Sunday, August 10, 2008

Sunday indecison (more or less)

A beautiful day in the upper midwest. How to spend it?

Nominations:

In the basement clay studio, mixing some colored slips to use on a new batch of slab trays and vases.
The weather is just too nice to be in the basement. I'll hang the laundry out to dry in the sun and breeze.

In the yard, planting some more grass in that big bare spot where the stately spruces once stood.
Did that yesterday. Gotta take it easy today.

Watching the Olympics on TV.
The opening ceremony was certainly impressive, but....nah.

Watching an amateur baseball game in which eldest son is a pitcher.
That would work except I don't have a car or a bike today (long story).

Watching the Twins play the Royals on TV.
Yeah, maybe. But Bert Blyleven shouldn't be an announcer "at the major league level."

Finalizing a blog entry about a couple of odd grants from the Department of the Interior.
Yes! With footnotes!

These two grant announcements appeared recently on Grants.gov. I’m sure the good folks at the Department of the Interior think I’m picking on them. (Yeah, like they read this blog.) I may well be, but that’s only because these projects raise so many questions. Plus I’m bored.* And cranky.**

DOI
Department of the Interior
Bureau of Land Management
Wyoming Honor Farm Wild Horse Care & Training Agreement
Modification 1


The only other honor farm I’d heard of was on the flanks of the Mauna Loa volcano on the Big Island. The Kulani Honor Camp was for inmates who’d earned their way into this minimum security facility by behaving themselves in one of the other Hawai’i prisons. Inmates at Kulani spent their days raising crops and making things out of the rare native koa wood. I still prize my beautiful large koa bowl made by some anonymous but talented soul at Kulani. ***

The honor farm referenced in the DOI grant announcement is probably not a prison. “Wild Horse care” is an oxymoron. If they have to be cared for by humans, they aren’t wild any more. The announcement also refers to training, but it’s not clear whether the training is for people to learn how to take care of wild horses, or for the horses themselves. Training regular horses how to be wild? Training wild horses how to be even wilder? Training wild horses how to be less wild?

I guess I’m just having trouble understanding what’s so unique about wild horses that they are entitled to some special care. Aren’t they an invasive species, having been introduced to this continent by Europeans?**** Aren’t we trying to rid ourselves of invasive species?

Why, yes, we are.

DOI
Department of the Interior
Bureau of Land Management
Noxious & Invasive Plant Control in Sheridan County, WY
Modification 2


Interesting tidbit: A road in Sheridan County is named Wild Horse Road.
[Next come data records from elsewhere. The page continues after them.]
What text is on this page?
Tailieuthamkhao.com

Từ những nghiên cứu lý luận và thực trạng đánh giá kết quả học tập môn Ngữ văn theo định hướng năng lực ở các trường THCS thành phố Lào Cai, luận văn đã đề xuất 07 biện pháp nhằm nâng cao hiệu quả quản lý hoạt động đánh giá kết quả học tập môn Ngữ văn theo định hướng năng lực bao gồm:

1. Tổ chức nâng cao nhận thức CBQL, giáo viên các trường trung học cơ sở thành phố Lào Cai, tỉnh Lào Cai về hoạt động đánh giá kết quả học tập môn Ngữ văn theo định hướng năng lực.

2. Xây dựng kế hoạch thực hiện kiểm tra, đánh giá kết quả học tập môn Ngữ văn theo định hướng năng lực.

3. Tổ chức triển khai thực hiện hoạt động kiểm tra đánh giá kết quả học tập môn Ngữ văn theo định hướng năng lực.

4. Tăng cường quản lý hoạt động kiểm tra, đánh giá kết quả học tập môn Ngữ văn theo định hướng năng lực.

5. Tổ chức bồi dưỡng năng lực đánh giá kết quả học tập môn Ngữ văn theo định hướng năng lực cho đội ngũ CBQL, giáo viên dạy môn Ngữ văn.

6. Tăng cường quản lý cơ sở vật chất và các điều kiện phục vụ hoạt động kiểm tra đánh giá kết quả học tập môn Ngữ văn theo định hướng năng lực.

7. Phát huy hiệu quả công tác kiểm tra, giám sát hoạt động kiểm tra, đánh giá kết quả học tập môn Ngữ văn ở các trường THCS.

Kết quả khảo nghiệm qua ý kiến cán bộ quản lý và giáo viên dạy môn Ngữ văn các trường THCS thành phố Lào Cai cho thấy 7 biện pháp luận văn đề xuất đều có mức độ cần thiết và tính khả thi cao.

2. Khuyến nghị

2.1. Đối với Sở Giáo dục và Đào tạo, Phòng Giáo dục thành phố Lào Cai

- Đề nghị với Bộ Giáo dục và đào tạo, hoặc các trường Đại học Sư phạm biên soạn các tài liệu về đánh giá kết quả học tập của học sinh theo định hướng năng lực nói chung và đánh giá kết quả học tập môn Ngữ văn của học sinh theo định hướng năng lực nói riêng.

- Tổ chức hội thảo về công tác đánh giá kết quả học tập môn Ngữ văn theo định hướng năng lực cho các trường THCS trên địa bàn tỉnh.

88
I wonder what entitles one county to get federal help to control weeds when most counties (even those where weeds might actually be a problem for local famers or ranchers or parks or natural areas or wildlife habitat or my front yard) are on their own. Earmarks?

* Boredom may be the worst motive for writing, but I’ll bet that many a famous poem or novel sprang from such humble roots.
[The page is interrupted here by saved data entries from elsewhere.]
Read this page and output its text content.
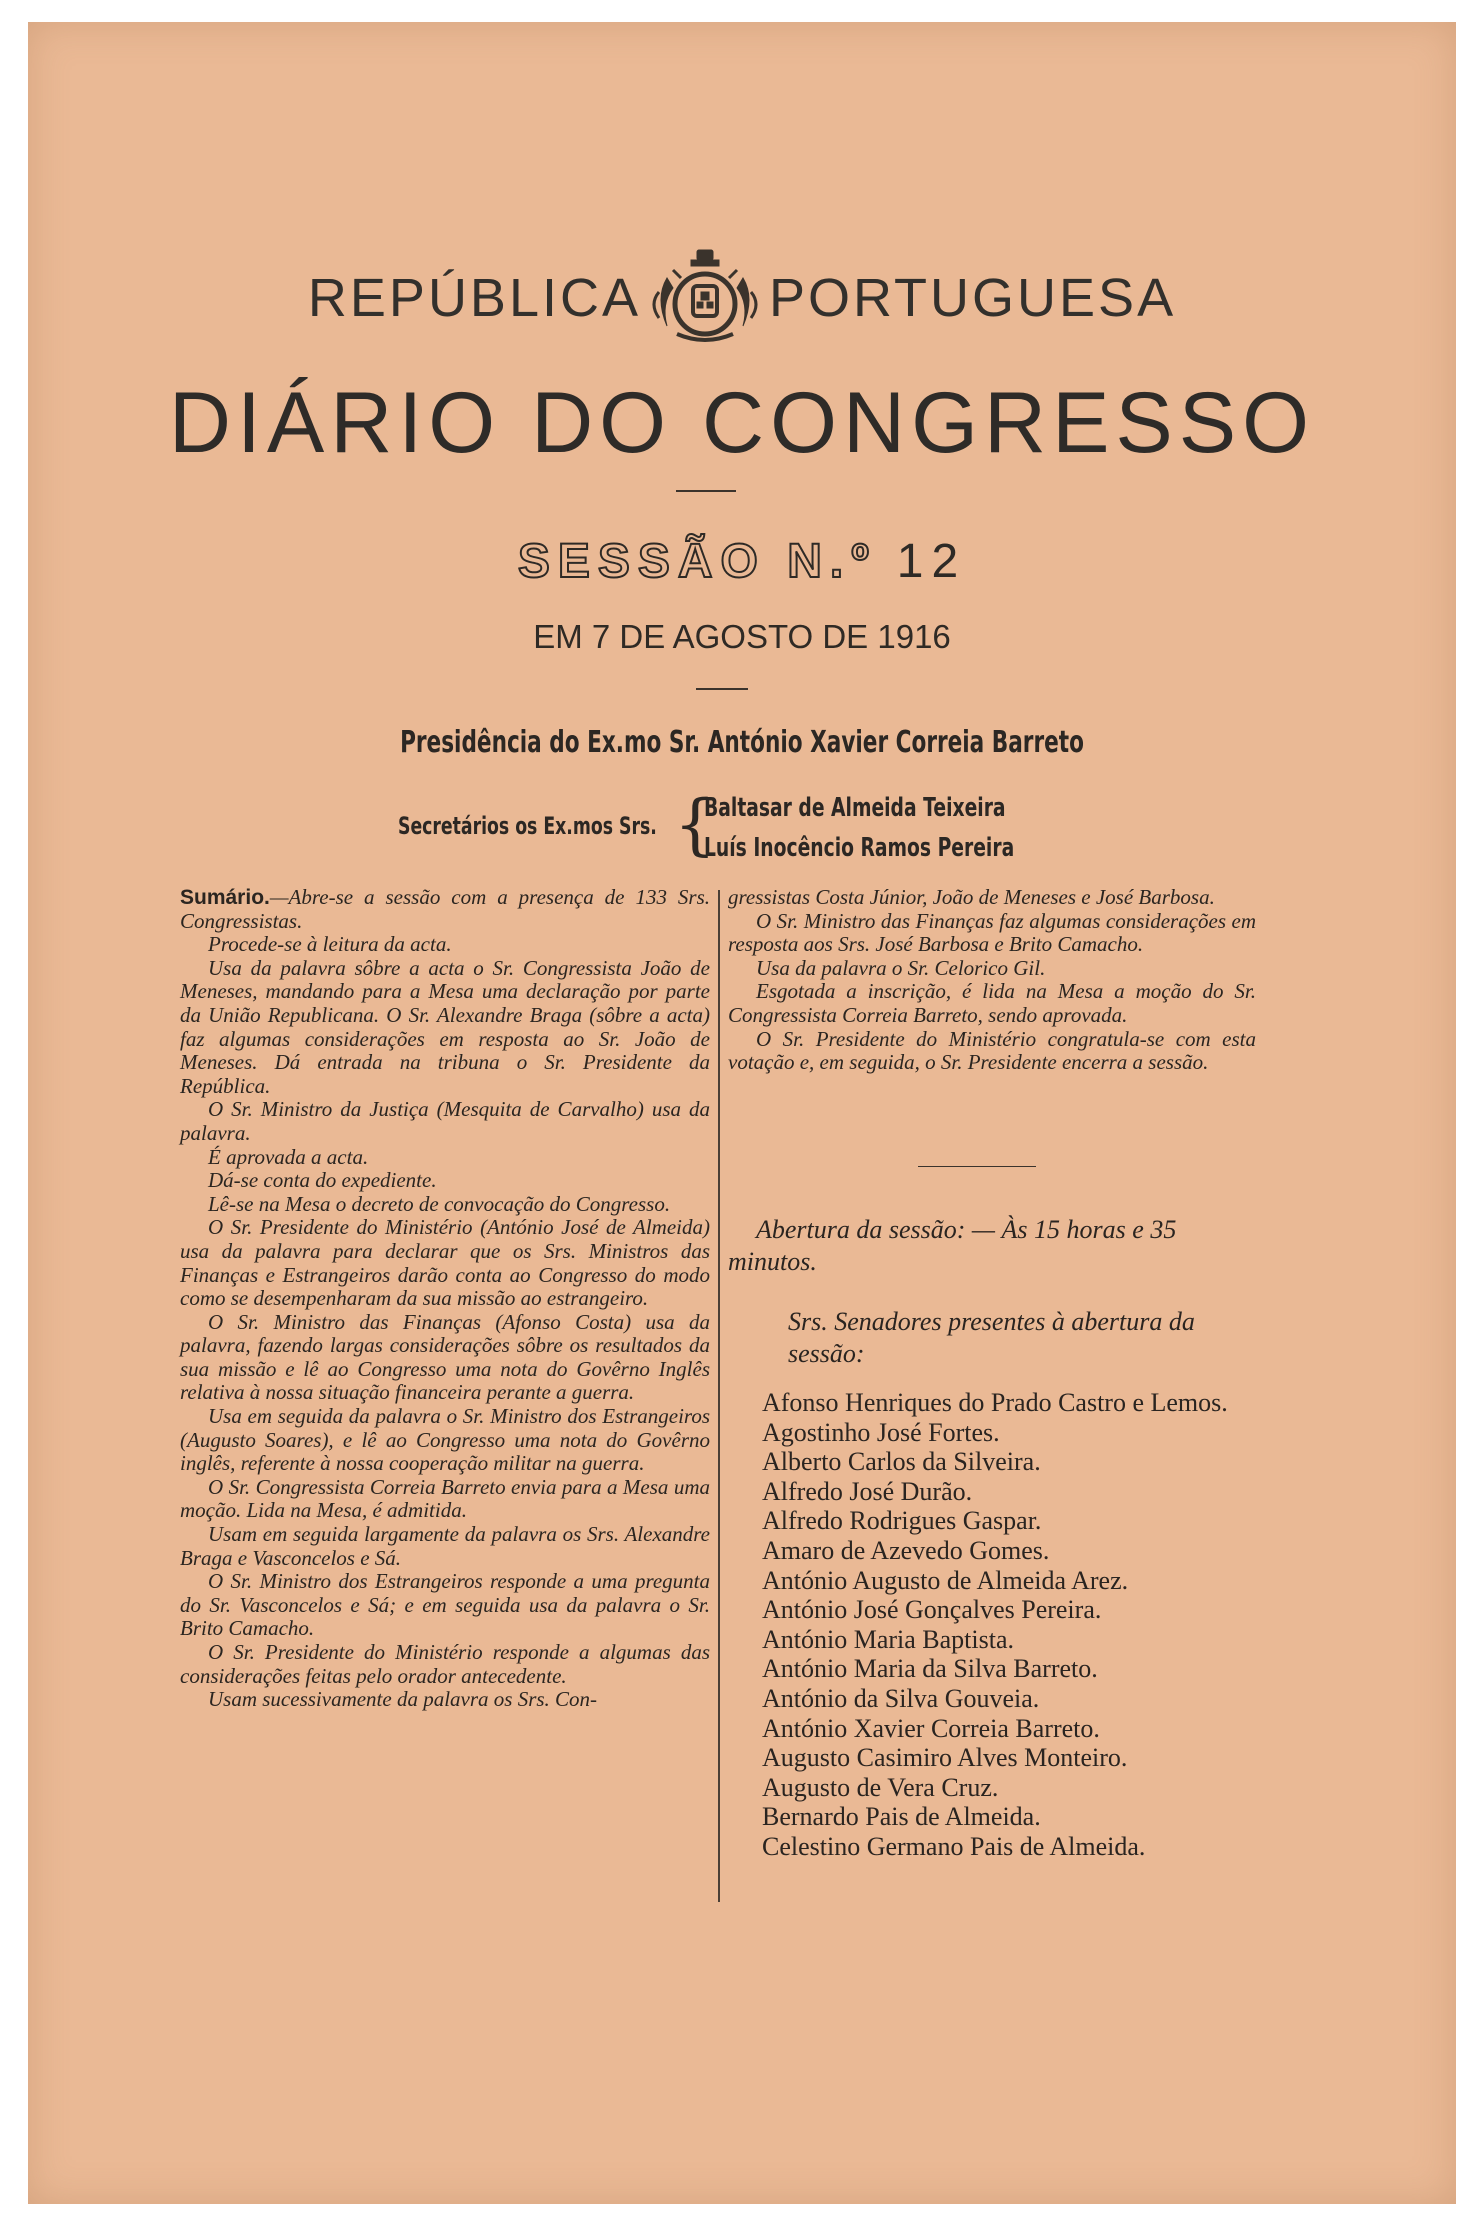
REPÚBLICA PORTUGUESA
DIÁRIO DO CONGRESSO
SESSÃO N.º 12
EM 7 DE AGOSTO DE 1916
Presidência do Ex.mo Sr. António Xavier Correia Barreto
Secretários os Ex.mos Srs. {
Baltasar de Almeida Teixeira
Luís Inocêncio Ramos Pereira

Sumário.—Abre-se a sessão com a presença de 133 Srs. Congressistas.

Procede-se à leitura da acta.

Usa da palavra sôbre a acta o Sr. Congressista João de Meneses, mandando para a Mesa uma declaração por parte da União Republicana. O Sr. Alexandre Braga (sôbre a acta) faz algumas considerações em resposta ao Sr. João de Meneses. Dá entrada na tribuna o Sr. Presidente da República.

O Sr. Ministro da Justiça (Mesquita de Carvalho) usa da palavra.

É aprovada a acta.

Dá-se conta do expediente.

Lê-se na Mesa o decreto de convocação do Congresso.

O Sr. Presidente do Ministério (António José de Almeida) usa da palavra para declarar que os Srs. Ministros das Finanças e Estrangeiros darão conta ao Congresso do modo como se desempenharam da sua missão ao estrangeiro.

O Sr. Ministro das Finanças (Afonso Costa) usa da palavra, fazendo largas considerações sôbre os resultados da sua missão e lê ao Congresso uma nota do Govêrno Inglês relativa à nossa situação financeira perante a guerra.

Usa em seguida da palavra o Sr. Ministro dos Estrangeiros (Augusto Soares), e lê ao Congresso uma nota do Govêrno inglês, referente à nossa cooperação militar na guerra.

O Sr. Congressista Correia Barreto envia para a Mesa uma moção. Lida na Mesa, é admitida.

Usam em seguida largamente da palavra os Srs. Alexandre Braga e Vasconcelos e Sá.

O Sr. Ministro dos Estrangeiros responde a uma pregunta do Sr. Vasconcelos e Sá; e em seguida usa da palavra o Sr. Brito Camacho.

O Sr. Presidente do Ministério responde a algumas das considerações feitas pelo orador antecedente.

Usam sucessivamente da palavra os Srs. Con-

gressistas Costa Júnior, João de Meneses e José Barbosa.

O Sr. Ministro das Finanças faz algumas considerações em resposta aos Srs. José Barbosa e Brito Camacho.

Usa da palavra o Sr. Celorico Gil.

Esgotada a inscrição, é lida na Mesa a moção do Sr. Congressista Correia Barreto, sendo aprovada.

O Sr. Presidente do Ministério congratula-se com esta votação e, em seguida, o Sr. Presidente encerra a sessão.

Abertura da sessão: — Às 15 horas e 35 minutos.
Srs. Senadores presentes à abertura da sessão:
Afonso Henriques do Prado Castro e Lemos.
Agostinho José Fortes.
Alberto Carlos da Silveira.
Alfredo José Durão.
Alfredo Rodrigues Gaspar.
Amaro de Azevedo Gomes.
António Augusto de Almeida Arez.
António José Gonçalves Pereira.
António Maria Baptista.
António Maria da Silva Barreto.
António da Silva Gouveia.
António Xavier Correia Barreto.
Augusto Casimiro Alves Monteiro.
Augusto de Vera Cruz.
Bernardo Pais de Almeida.
Celestino Germano Pais de Almeida.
** It says so right in my Blogger ™ profile.

*** The camp is now known as the Kulani Correctional Facility and houses sex offenders.

**** One source says that an equine ancestor did roam North America but went extinct eons ago. Horses didn’t come back to the continent until Spanish explorers brought them along in the 16th century. These were, of course, entirely domesticated animals.

I love footnotes. And the Twins' game is only an inning old!

2 comments:

Bleeet said...

Boy, Jim, you're harsh on Wyoming earmarks.

Yeah, I've always thought the "wild horse" name is somewhat odd, because even Nevada's famed wild mustangs were sired from domesticated horses at some point.

In one sense, they're feral animals - to the extent that this is a possibility.

Jim H. said...

Feral cats are a big problem in Hawaii, especially on Oahu. Feral pigs roam the macadamia nut farms on the Big Island.

I think it's accurate to call these horses feral. There is some romance associated with feral horses which does not attach to pigs or cats. I guess I understand the sentiment, but still can't see spending money on it.